Predictions of a heavy voter turnout for this hard-fought, historic contest — on the Democratic side either a woman or an African-American man is going to be the party’s standard bearer in November — were borne out across the state. Although communities had combined their polling places in an effort to save money in conducting the primaries, which usually see a light turnout, there were few if any serious problems reported at Rhode Island polling places.
Robert Kando, executive director of the Rhode Island Board of Elections, said there was a “fabulous turnout” despite the rain and wind that hit during the afternoon hours. Noting that there were about 40,000 votes cast in the 2004 primary and 87,000 votes cast in the 2000 primary, Kando said “I wouldn’t be surprised if we doubled the 87,000 number.
There were more than 4,000 — perhaps even more than 5,000 — mail ballot cast this year, Kando said, about three times the number of absentees than in 2004.
In Pawtucket, Kando said, there was a small hitch at one point in the day when the polling place at St. Theresa’s ran out of ballot applications,
See PRIMARY, Page A-2
but voters waited patiently, he said, remaining in line until the supply could be replenished.

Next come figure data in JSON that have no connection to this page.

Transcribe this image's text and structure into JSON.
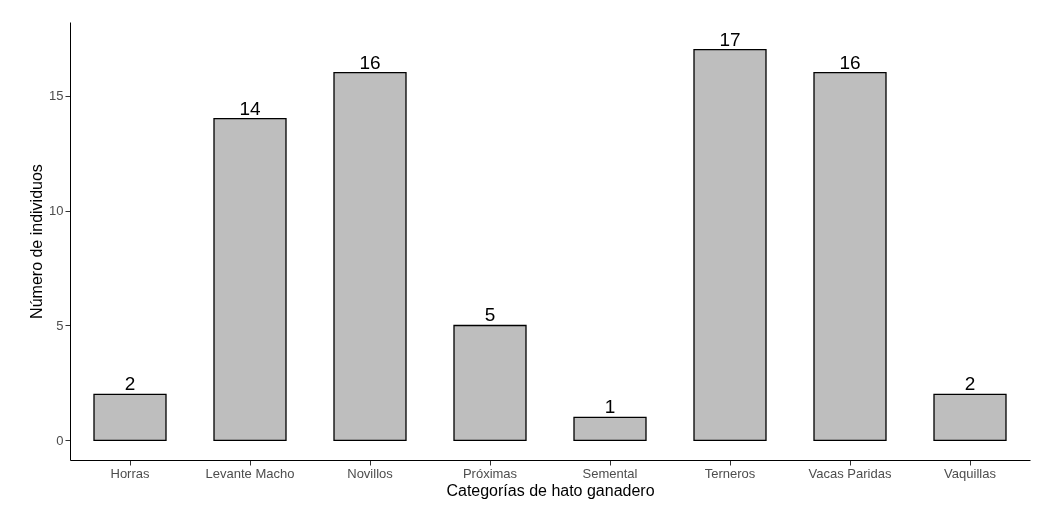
{
  "chart_data": {
    "type": "bar",
    "xlabel": "Categorías de hato ganadero",
    "ylabel": "Número de individuos",
    "categories": [
      "Horras",
      "Levante Macho",
      "Novillos",
      "Próximas",
      "Semental",
      "Terneros",
      "Vacas Paridas",
      "Vaquillas"
    ],
    "values": [
      2,
      14,
      16,
      5,
      1,
      17,
      16,
      2
    ],
    "color": "#bebebe",
    "ylim": [
      -0.85,
      18.2
    ],
    "yticks": [
      0,
      5,
      10,
      15
    ],
    "grid": false,
    "data_labels": true
  }
}
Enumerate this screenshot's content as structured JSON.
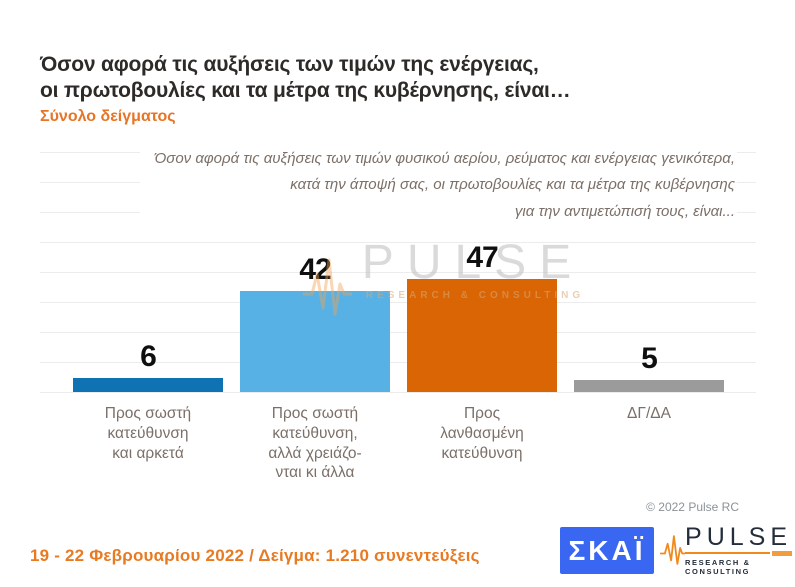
{
  "header": {
    "title_line1": "Όσον αφορά τις αυξήσεις των τιμών της ενέργειας,",
    "title_line2": "οι πρωτοβουλίες και τα μέτρα της κυβέρνησης, είναι…",
    "subtitle": "Σύνολο δείγματος"
  },
  "question_text": "Όσον αφορά τις αυξήσεις των τιμών φυσικού αερίου, ρεύματος και ενέργειας γενικότερα,\nκατά την άποψή σας, οι πρωτοβουλίες και τα μέτρα της κυβέρνησης\nγια την αντιμετώπισή τους, είναι...",
  "chart_data": {
    "type": "bar",
    "title": "Όσον αφορά τις αυξήσεις των τιμών της ενέργειας, οι πρωτοβουλίες και τα μέτρα της κυβέρνησης, είναι…",
    "subtitle": "Σύνολο δείγματος",
    "categories": [
      "Προς σωστή\nκατεύθυνση\nκαι αρκετά",
      "Προς σωστή\nκατεύθυνση,\nαλλά χρειάζο-\nνται κι άλλα",
      "Προς\nλανθασμένη\nκατεύθυνση",
      "ΔΓ/ΔΑ"
    ],
    "values": [
      6,
      42,
      47,
      5
    ],
    "colors": [
      "#0f72b2",
      "#57b1e5",
      "#d96504",
      "#9b9b9b"
    ],
    "xlabel": "",
    "ylabel": "",
    "ylim": [
      0,
      100
    ],
    "grid": true,
    "gridline_interval": 12.5,
    "legend": false,
    "value_labels": true
  },
  "watermark": {
    "word": "PULSE",
    "sub": "RESEARCH & CONSULTING"
  },
  "footer": {
    "copyright": "© 2022 Pulse RC",
    "survey_info": "19 - 22  Φεβρουαρίου  2022  /  Δείγμα:  1.210 συνεντεύξεις",
    "skai_logo_text": "ΣΚΑΪ",
    "pulse_logo_text": "PULSE",
    "pulse_logo_sub": "RESEARCH & CONSULTING"
  },
  "accent_colors": {
    "orange_accent": "#e87425",
    "skai_blue": "#3a67f2",
    "pulse_orange": "#f08a1d"
  }
}
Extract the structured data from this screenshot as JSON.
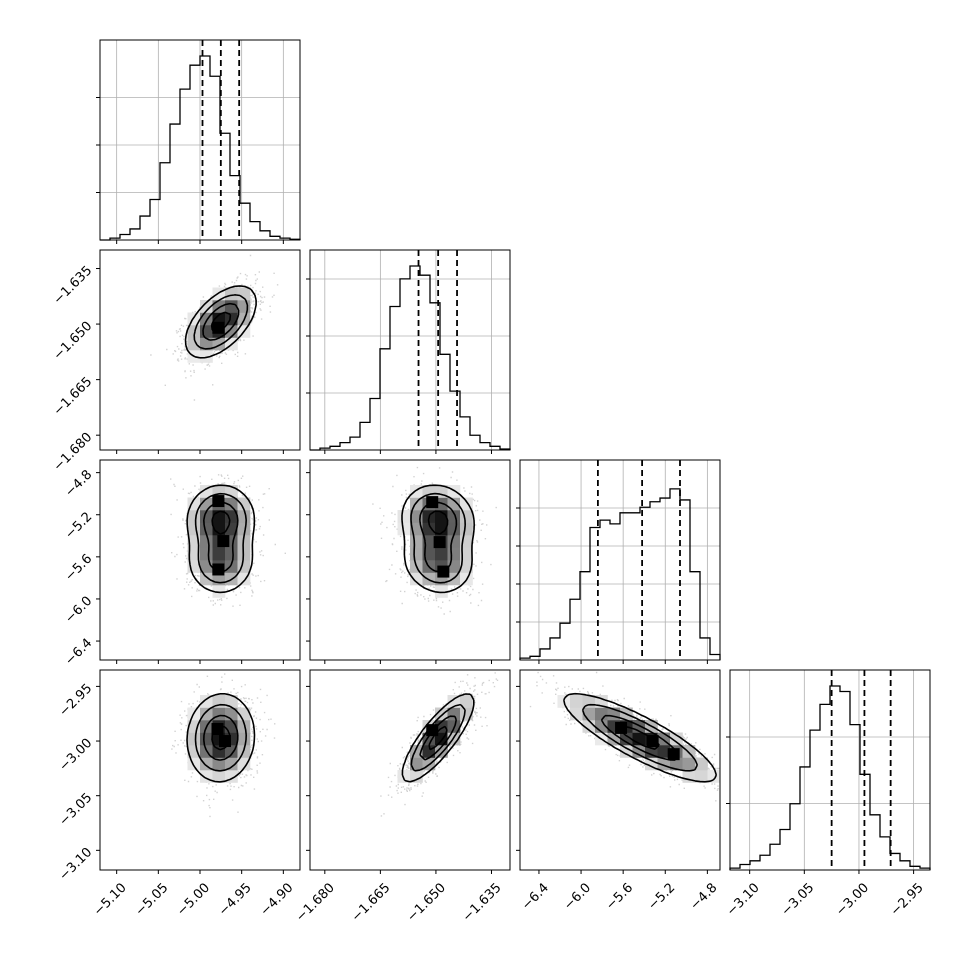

Rhode Island’s unaccustomed status as a state relevant to the choosing of finalists for the presidential race in November lead to visits from all four of the major candidates – Clinton and Obama each held rallies at the Rhode Island College recreation center and McCain and Huckabee met their supporters at separate events at the Crowne Plaza Hotel in Warwick – as well as from surrogates such as wife Michelle Obama and Massachusetts Sens. Edward Kennedy and John Kerry for the Illinois senator, and former President Bill Clinton and daughter Chelsea for the former first lady.
TV viewers in the Ocean State were also bombarded by hundreds of thousands of dollars worth of campaign spots for Obama and Clinton that were sprinkled among news, entertainment and sports programs in the past three weeks.
Last October, the heavily Democratic General Assembly passed legislation to move up Rhode Island’s presidential primaries to the Feb. 5 “Super Duper Tuesday” date where 24 other states held primaries or caucuses – including large states such as New York and California and Rhode Island’s neighbors Massachusetts and Connecticut.
But after canvassing officials in local cities and towns claimed they would not have enough time to prepare for the earlier date, Republican Gov. Donald Carcieri vetoed the measure, keeping March 4 the state’s primary date.